A formal complaint requires a formal investigation. The investigation should be performed by a senior clinician that is not the direct supervisor of the individual. Given that the process may be challenged at a later stage, the senior clinician should generally be paired with a Human Resource partner. As noted above, confidentiality needs to be maintained at all stages. Through individual interviews, both the complainant and the respondent should have fulsome opportunities to present their sides of the dispute. Witnesses may also need to be interviewed. Through the investigative process, it may become clear that the precipitating event(s) that led to the individual’s disruptive behaviour is/are legitimate. These events require attention. However, the focus of the investigation should be on whether the response to the event was appropriate or inappropriate. In the case of disruptive behaviour, the response would be judged inappropriate.

The outcome of the investigation may be substantiated, unsubstantiated, or unclear. If the complaint is substantiated through the investigation, then the prime focus should initially be remediation of the individual’s behaviour. In addition to acknowledging and addressing the precipitating events, mitigating factors for the event need to be explored such as personal, financial or health issues. Having judged the behaviour to be disruptive and the complaint substantiated, there are several potential responses to a complaint; an apology by the respondent to the complainant, supervised meeting(s) between complainant and respondent to address the concerns, and/or counselling for the respondent. In addition, substantiated complaints need to be documented in writing from the leader to the respondent, with explicit expectations for satisfactory behaviour and consequences for any subsequent events. If the process has been fair, most individuals will respond by changing their behaviour. However, despite best attempts, some individuals will continue to act disruptively. The response to any future events if they occur should be graduated with more significant consequences. Short of suspension, one consequence should be enforced counselling for the individual.

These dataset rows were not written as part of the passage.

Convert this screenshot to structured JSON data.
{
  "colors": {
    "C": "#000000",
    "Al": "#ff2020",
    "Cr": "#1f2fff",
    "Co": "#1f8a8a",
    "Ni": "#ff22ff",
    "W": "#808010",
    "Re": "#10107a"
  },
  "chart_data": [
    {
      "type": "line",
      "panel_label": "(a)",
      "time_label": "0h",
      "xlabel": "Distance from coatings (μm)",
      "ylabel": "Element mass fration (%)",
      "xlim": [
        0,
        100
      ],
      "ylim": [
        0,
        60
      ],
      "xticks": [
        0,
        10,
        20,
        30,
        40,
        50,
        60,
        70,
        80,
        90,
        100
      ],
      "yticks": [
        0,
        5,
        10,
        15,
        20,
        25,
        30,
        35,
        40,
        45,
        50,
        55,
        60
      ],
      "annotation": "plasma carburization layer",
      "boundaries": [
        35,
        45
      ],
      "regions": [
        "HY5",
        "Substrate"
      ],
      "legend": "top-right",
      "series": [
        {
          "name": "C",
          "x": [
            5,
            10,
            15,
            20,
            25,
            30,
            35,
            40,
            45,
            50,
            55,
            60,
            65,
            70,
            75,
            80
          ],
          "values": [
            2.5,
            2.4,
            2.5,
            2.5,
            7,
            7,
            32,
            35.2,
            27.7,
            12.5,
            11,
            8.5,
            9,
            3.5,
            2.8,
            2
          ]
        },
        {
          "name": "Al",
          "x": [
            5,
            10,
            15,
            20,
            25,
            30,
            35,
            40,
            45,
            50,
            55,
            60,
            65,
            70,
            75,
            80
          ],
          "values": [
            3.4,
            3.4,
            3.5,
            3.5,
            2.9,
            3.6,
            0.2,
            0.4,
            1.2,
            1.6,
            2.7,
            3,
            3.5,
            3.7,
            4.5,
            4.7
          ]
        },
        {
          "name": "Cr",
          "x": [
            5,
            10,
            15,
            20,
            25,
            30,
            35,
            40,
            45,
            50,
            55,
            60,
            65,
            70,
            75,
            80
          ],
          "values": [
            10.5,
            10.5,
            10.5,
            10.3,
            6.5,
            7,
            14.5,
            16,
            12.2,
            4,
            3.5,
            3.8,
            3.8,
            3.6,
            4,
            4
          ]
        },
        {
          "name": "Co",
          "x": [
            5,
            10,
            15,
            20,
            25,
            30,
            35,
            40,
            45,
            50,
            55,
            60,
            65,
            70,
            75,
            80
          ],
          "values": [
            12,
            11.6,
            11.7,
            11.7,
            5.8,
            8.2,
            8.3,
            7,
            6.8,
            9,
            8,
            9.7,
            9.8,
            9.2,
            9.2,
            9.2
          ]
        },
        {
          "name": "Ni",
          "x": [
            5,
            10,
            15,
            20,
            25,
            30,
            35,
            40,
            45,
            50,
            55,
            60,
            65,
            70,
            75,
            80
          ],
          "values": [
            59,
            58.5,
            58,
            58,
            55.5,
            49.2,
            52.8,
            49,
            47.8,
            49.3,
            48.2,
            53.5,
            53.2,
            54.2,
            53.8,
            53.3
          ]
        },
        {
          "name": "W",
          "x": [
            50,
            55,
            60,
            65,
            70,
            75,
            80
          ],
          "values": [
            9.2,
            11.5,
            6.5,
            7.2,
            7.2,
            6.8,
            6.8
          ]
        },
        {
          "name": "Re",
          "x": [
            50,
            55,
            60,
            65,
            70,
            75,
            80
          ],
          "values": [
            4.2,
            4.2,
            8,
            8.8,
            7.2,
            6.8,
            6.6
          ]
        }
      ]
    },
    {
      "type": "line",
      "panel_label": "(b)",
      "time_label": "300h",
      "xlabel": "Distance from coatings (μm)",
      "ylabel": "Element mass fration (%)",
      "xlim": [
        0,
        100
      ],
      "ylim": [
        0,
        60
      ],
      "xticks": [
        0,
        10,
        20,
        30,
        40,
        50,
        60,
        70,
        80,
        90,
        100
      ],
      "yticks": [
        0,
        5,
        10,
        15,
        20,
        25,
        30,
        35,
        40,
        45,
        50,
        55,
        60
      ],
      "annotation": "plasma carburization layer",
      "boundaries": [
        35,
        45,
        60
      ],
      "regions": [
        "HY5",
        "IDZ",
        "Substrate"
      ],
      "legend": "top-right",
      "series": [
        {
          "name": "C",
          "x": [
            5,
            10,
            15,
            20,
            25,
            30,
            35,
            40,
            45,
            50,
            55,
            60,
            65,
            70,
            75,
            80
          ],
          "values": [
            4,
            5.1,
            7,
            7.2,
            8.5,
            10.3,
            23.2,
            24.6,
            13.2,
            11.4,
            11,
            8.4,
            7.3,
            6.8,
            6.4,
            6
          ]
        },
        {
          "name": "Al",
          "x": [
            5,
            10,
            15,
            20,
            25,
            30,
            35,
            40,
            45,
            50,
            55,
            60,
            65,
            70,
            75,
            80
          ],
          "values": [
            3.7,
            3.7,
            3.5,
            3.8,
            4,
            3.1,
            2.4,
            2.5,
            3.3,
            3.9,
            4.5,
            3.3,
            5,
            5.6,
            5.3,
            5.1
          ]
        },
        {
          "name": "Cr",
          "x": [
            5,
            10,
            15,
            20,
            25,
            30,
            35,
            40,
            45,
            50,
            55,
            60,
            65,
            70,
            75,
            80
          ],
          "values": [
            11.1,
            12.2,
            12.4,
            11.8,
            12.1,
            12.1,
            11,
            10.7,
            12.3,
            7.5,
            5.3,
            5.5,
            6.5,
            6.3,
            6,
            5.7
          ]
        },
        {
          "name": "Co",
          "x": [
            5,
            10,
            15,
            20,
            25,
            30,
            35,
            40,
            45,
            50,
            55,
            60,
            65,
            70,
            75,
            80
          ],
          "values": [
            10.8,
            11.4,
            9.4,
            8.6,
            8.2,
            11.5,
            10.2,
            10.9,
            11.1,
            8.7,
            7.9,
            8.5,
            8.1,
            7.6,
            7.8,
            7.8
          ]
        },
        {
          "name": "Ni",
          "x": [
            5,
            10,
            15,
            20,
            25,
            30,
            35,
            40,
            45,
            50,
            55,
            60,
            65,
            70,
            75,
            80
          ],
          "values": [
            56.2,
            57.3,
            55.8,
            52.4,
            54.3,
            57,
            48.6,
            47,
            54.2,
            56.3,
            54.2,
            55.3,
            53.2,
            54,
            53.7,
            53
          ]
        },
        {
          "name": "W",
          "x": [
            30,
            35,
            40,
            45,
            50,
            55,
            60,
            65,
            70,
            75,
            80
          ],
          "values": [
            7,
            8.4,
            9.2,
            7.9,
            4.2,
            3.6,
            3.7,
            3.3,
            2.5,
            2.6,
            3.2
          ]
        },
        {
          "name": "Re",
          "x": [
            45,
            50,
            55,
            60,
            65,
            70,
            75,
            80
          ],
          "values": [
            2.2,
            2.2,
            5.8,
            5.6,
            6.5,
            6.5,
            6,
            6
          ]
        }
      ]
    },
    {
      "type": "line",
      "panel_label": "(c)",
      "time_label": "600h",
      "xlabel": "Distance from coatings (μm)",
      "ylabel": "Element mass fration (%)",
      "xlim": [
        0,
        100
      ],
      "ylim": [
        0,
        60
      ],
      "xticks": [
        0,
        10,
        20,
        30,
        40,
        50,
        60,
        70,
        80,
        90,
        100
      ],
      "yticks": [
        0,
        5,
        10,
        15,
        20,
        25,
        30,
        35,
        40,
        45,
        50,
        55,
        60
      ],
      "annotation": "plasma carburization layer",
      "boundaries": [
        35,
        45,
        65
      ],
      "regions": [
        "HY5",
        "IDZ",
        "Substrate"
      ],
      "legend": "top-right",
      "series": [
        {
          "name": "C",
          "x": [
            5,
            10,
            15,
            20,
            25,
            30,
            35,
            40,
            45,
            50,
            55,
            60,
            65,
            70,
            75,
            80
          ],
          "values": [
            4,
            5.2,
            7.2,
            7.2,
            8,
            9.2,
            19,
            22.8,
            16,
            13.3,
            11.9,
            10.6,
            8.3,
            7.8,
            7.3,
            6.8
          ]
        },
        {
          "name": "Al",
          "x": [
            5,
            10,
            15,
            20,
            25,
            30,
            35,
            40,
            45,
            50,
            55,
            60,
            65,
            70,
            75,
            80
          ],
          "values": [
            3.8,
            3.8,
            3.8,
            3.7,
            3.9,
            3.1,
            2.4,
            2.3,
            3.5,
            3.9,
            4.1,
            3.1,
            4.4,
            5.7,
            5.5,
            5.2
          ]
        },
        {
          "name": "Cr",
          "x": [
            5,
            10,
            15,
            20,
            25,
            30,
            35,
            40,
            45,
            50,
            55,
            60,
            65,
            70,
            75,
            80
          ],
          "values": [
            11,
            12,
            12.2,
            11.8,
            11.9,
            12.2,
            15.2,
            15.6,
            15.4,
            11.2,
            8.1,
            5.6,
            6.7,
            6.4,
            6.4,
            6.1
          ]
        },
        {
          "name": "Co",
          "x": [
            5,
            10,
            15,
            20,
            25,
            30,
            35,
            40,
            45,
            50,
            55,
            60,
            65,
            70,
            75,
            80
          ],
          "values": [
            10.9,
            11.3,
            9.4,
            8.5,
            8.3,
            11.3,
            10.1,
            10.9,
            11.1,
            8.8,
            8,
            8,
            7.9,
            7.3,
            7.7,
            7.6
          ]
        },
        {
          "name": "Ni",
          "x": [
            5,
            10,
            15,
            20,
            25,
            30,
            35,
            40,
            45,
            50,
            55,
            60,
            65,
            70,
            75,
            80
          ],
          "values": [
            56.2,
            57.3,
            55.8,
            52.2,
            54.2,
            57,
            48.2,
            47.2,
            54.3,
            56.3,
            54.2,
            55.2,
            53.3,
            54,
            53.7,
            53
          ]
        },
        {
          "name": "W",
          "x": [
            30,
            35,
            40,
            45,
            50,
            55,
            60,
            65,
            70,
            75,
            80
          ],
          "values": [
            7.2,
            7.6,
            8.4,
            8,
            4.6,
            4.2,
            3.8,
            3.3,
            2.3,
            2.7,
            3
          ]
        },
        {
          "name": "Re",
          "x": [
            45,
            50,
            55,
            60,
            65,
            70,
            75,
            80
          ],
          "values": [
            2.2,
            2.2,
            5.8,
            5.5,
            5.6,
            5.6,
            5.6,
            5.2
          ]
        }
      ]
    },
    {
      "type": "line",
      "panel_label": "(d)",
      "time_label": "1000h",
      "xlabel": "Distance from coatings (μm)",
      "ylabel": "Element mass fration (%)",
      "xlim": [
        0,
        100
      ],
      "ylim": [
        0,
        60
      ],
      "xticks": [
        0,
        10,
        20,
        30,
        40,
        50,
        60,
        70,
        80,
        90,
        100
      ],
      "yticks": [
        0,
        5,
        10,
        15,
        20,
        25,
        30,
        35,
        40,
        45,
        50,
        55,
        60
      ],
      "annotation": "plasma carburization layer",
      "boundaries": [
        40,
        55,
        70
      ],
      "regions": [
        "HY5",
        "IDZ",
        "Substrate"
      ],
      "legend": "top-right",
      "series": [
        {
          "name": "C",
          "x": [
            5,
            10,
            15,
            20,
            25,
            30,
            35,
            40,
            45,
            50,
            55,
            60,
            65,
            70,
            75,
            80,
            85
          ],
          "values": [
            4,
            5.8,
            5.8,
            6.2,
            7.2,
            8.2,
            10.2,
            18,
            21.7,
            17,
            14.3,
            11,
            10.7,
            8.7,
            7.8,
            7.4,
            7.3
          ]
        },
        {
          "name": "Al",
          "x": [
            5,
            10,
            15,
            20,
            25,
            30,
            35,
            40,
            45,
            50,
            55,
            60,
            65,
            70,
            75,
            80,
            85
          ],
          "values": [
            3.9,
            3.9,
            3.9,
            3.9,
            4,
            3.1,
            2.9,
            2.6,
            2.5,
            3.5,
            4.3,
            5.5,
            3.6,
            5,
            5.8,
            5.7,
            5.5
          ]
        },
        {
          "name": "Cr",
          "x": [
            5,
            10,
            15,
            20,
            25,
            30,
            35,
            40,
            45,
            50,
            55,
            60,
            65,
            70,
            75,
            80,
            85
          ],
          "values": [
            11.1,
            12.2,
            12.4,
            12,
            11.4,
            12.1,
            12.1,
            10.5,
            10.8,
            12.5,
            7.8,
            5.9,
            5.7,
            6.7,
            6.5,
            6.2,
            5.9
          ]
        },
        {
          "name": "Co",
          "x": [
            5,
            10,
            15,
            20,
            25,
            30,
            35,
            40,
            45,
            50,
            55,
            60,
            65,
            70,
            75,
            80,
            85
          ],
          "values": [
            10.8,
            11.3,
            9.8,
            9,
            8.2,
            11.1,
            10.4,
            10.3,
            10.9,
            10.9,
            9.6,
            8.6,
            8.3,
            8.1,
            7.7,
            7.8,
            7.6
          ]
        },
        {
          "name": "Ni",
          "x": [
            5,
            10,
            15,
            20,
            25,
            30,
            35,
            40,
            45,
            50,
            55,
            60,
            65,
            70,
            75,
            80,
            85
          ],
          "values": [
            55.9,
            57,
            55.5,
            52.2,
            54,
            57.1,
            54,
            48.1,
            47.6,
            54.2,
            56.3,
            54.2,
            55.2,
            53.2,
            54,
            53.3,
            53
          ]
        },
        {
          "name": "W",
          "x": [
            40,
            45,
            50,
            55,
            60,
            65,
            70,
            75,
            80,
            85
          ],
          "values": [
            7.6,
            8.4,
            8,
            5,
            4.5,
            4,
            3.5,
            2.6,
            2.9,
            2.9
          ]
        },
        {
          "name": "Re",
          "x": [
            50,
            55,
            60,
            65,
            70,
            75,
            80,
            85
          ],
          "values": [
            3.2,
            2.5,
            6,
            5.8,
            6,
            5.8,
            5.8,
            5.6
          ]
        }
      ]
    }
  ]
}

Repeated substantiated and documented disruptive behaviour, despite reasonable attempts to remediate, ultimately will lead to suspension or revocation of privileges and appointment. For leaders, it is important to recognize that for most disruptive individuals, the individual disruptive events are often not egregious. The individual usually acts out in multiple ways over prolonged periods of time, thus creating a pattern of behaviour. This becomes particularly important in an event that “breaks the camel’s back”. While the pattern of behaviour may be well known, the final event, albeit disruptive, is usually not a major event. Repeated events need to be documented each time in writing. Documenting each event provides the pattern of cumulative disruptive behaviour.

In summary, appropriate management of disruptive behaviour is critical for a successful and productive group. While the aim is remediation, any policy and procedure must ensure that any consequences are well supported by explicit documentation.